The designer looked delighted to see them and showed them to a comfortable room with cream carpets, silk curtains, bowls of lilies and a small round stage in the centre.
“Please, sit down, sir. You are the brother of the bride, maybe?”
“Just a good friend,” Cesare replied as the girls were ushered over to a long rail full of ivory, brilliant white and cream meringue confections.
Cesare was brought coffee which was just what he needed, and the trying on began in earnest.
It was a whirl of satin shoes and jewelled tiaras, veils, pearls and sequins. The girls were in their element.
It was a different world. Far from police work – a charming, sweeter world.
Caroline tried on dress after dress, veils and trains were fussed over, sleeves admired, layers of petticoat smoothed down and arranged.
Measurements of waists were taken, hair designs and complexions discussed, earrings were tried on and fine silver chains sparkled on flawless skin as a whole ensemble was put together for both the bride and for Mel as the bridesmaid.
Finally, the winning styles were chosen.
“One last thing,” the designer said to Mel. “Come with me.”
He ushered Mel and Caroline back into the dressing room.
Unsuspecting, Cesare sat wondering if the designer was going to try to change Caroline’s mind, persuade her to purchase a more expensive dress.
He hoped not. He had liked the dress she had chosen for herself and the dazzling lemon yellow one for Mel.
Then suddenly, as the curtain moved aside, there was Mel. She seemed to glow. Cesare was so astounded by what he saw, he stood up and felt himself take a sharp intake of breath.
“Cara mia.” The words came involuntarily from his lips.
There stood the woman he loved – the woman who had filled his head with thoughts of marrying since the day he met her; the woman who had stolen his heart completely – dressed as a bride.

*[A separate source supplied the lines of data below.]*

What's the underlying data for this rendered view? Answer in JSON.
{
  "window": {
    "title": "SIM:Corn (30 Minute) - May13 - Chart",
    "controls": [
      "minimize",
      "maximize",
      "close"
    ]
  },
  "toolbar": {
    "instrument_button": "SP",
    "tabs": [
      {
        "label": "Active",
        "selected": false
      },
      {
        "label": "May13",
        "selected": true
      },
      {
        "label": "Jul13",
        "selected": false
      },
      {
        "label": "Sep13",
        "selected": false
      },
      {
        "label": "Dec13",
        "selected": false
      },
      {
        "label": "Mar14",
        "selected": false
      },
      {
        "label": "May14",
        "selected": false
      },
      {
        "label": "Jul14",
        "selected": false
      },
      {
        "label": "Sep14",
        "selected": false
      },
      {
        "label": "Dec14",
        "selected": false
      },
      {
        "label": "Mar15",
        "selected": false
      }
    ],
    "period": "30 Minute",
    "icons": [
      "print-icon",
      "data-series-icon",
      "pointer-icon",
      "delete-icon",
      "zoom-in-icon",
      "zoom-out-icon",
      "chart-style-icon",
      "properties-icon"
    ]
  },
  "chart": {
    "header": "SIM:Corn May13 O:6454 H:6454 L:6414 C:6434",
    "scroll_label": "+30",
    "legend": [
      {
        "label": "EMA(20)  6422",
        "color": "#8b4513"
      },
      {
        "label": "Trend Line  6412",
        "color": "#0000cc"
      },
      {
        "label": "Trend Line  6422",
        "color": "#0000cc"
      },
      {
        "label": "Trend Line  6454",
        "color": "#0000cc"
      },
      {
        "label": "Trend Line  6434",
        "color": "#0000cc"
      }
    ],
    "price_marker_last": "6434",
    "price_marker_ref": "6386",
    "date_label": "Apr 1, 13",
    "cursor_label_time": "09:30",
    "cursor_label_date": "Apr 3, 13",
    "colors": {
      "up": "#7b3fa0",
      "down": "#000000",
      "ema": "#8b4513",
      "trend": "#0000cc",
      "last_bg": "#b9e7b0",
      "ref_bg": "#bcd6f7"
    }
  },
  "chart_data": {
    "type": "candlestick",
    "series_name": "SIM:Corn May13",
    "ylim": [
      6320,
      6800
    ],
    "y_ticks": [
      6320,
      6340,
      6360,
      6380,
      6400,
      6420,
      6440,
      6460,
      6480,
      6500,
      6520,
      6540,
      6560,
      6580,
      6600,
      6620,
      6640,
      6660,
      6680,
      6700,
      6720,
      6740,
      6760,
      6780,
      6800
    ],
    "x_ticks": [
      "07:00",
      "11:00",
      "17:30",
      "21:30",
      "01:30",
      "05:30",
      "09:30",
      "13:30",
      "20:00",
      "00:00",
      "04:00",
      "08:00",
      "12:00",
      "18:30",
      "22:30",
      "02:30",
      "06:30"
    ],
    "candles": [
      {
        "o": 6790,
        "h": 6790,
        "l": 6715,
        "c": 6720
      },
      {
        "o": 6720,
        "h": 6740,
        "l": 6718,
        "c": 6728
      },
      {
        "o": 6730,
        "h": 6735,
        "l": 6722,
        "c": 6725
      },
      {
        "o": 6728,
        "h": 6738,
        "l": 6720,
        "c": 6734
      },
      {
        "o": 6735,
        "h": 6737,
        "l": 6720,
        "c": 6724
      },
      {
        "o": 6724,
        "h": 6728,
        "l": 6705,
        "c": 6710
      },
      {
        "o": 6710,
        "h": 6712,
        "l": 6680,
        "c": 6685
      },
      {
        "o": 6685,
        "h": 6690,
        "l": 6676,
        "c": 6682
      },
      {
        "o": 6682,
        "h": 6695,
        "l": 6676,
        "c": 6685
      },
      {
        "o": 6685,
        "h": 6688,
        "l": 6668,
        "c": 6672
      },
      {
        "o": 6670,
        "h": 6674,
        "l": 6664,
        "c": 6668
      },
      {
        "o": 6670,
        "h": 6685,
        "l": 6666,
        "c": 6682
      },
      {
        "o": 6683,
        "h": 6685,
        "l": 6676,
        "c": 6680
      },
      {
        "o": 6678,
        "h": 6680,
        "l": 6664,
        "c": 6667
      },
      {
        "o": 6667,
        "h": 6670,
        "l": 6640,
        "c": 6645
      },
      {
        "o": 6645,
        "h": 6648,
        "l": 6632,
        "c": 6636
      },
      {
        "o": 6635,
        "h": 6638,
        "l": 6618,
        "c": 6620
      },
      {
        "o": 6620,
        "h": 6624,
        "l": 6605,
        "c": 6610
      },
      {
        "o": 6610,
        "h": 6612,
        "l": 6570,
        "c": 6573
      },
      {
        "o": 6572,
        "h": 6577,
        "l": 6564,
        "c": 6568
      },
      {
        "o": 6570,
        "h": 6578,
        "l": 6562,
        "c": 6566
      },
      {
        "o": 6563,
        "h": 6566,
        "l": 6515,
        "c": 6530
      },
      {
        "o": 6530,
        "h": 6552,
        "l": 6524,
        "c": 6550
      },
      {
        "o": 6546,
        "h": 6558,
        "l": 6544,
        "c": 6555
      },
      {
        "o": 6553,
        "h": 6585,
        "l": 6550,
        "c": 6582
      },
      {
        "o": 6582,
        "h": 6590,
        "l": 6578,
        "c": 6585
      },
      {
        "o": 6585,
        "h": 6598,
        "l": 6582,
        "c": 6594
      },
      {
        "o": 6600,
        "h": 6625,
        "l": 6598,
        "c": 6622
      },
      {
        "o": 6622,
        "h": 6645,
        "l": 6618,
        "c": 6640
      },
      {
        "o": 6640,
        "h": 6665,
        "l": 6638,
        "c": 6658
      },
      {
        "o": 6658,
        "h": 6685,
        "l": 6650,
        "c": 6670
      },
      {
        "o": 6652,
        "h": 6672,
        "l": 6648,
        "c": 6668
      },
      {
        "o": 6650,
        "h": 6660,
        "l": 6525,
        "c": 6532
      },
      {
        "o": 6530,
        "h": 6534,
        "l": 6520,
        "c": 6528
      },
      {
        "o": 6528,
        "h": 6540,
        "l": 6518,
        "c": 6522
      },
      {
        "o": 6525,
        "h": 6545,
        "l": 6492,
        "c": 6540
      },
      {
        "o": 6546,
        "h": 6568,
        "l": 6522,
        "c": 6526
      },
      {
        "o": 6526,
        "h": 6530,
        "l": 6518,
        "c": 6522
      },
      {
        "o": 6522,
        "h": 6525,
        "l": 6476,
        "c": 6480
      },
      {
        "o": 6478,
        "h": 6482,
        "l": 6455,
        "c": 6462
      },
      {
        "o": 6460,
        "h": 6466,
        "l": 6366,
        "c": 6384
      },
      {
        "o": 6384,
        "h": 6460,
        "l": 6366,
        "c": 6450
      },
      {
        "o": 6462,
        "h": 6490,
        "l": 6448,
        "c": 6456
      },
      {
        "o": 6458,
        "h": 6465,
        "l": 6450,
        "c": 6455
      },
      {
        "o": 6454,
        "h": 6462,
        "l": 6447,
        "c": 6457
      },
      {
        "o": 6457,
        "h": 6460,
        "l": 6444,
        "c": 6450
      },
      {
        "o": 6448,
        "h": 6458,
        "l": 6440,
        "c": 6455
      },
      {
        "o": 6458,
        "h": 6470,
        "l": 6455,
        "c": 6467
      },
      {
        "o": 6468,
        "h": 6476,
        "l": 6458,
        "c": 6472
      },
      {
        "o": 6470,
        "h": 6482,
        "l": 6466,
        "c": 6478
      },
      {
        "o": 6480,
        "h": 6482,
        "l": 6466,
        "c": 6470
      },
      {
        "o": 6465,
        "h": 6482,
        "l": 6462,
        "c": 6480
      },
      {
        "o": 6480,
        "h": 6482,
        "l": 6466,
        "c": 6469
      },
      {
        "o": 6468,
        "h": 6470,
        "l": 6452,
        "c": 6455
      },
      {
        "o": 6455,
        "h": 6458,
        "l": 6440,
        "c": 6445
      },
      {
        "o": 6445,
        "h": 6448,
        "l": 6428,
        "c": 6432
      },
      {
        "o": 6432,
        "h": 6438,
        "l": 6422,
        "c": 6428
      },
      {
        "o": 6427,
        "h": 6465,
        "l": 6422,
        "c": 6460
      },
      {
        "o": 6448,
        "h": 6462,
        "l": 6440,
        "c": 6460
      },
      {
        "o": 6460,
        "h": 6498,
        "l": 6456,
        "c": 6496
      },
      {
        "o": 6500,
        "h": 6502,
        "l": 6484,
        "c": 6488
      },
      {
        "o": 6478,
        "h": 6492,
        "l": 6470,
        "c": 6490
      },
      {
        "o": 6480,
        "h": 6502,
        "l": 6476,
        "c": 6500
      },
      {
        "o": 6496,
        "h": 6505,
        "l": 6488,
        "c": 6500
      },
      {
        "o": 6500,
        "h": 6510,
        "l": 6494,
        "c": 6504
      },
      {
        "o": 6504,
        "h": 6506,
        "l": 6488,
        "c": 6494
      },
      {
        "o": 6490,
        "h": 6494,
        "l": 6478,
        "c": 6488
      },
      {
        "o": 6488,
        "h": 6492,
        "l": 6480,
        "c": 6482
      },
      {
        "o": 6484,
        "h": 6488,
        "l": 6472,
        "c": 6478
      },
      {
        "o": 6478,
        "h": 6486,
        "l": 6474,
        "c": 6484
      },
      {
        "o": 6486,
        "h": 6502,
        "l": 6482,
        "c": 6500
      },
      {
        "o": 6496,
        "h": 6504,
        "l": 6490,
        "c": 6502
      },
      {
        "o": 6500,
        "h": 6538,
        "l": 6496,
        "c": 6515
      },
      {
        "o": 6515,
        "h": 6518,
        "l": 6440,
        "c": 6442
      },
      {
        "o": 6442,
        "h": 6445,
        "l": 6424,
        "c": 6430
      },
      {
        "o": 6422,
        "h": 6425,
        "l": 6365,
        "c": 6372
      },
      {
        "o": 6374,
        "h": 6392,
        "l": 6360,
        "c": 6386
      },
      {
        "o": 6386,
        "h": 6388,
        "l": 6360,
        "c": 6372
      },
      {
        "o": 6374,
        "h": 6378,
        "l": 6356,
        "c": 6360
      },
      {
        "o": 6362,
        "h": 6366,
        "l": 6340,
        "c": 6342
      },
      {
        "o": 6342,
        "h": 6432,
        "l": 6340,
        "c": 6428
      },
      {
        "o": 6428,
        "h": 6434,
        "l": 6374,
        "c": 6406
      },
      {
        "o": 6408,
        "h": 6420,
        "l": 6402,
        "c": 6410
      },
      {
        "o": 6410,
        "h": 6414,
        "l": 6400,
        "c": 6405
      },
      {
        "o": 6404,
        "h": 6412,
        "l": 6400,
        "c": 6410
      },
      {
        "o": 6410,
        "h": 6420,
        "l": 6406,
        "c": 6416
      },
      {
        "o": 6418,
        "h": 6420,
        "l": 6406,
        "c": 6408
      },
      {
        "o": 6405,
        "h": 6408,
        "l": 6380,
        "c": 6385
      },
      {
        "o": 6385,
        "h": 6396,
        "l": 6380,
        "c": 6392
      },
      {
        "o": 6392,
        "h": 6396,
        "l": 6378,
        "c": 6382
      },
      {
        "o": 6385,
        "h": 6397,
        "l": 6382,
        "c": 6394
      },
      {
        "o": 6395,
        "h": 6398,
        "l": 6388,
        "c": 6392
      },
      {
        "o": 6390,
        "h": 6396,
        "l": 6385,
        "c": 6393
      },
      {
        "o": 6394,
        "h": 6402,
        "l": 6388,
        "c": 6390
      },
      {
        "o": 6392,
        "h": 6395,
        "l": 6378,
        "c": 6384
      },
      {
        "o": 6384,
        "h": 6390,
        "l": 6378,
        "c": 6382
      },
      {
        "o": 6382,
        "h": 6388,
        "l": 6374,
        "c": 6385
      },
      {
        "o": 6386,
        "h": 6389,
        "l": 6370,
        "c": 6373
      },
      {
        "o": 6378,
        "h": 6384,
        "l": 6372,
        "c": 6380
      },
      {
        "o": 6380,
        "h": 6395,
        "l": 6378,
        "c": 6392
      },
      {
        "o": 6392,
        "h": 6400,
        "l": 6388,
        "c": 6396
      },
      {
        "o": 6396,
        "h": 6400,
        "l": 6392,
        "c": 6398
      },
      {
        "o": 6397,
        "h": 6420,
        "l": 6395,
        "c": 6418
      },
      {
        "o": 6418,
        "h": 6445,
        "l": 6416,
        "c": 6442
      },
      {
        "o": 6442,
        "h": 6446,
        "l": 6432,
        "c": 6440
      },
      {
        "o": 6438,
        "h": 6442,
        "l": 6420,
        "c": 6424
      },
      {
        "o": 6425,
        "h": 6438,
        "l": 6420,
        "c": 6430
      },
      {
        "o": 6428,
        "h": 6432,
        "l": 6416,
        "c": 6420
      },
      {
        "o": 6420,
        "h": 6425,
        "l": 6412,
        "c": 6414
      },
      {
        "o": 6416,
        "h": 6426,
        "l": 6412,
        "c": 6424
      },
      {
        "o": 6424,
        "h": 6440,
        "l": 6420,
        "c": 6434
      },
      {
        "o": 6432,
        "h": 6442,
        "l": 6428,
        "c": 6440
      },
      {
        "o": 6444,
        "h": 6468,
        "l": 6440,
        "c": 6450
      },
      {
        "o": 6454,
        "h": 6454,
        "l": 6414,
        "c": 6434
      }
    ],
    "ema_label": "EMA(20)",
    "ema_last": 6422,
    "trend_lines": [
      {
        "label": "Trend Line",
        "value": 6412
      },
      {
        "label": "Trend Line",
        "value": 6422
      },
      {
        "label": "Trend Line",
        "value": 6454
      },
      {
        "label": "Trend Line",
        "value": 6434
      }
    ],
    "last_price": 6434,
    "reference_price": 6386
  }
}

She looked ravishing. Her dark hair had been swept up on either side of her face and fastened with pearl clips. Tiny tendril curls dripped down to nestle against her ears.
The dress was perfect for her. Capped sleeves of gossamer lace, lighter than mist and studded with pearls, sat like a layer of morning dew across her shoulders.
The designer’s voice skimmed over Cesare’s consciousness.
“This dress is of the most perfect Croatian lace. It will become an heirloom, to be passed to future generations. The sweetheart neckline is of brilliant white lace made by our craftswomen in the traditional motifs of leaves and flowers.
“See how beautifully it hugs the lady’s figure and then dips down to a skirt of such timeless magnificence, falling gently over the hips to the floor in a delicate train. She looks like she is floating on air, does she not?”
She did. She was the most gorgeous woman in the entire world. Cesare was mesmerised.
He felt a tug at his heart so palpable it almost jolted him from where he was standing, and as Mel turned full circle, glittering under the lights, he knew there and then she was the only woman he could ever love.
“I always feel,” the designer droned on, “that the bridesmaid should be given a chance to think of her own magical wedding one day, as well as the bride.”
But Cesare heard nothing. He felt nothing but the way he was drawn to Mel, as if two ends of a silk ribbon had been passed round his waist and hers and was being drawn together.
He felt himself step towards her until he was standing next to her. She looked up at him and smiled, and for one brief moment he imagined her standing by his side at the altar.
Then she stepped away. She gave him a look of profound sadness, and looked down. It felt like a rejection and he was lost.
Cesare gritted his teeth. Tonight they were going on the boat trip Mel had arranged. Tonight he would ask her straight out why she had rejected him.
In a moment of impulse he beckoned to the designer and thrust a bundle of notes into his hand.
“I will take that dress, but it is a secret. I want it delivered to my address in Italy, and whatever you do, do not tell the ladies.”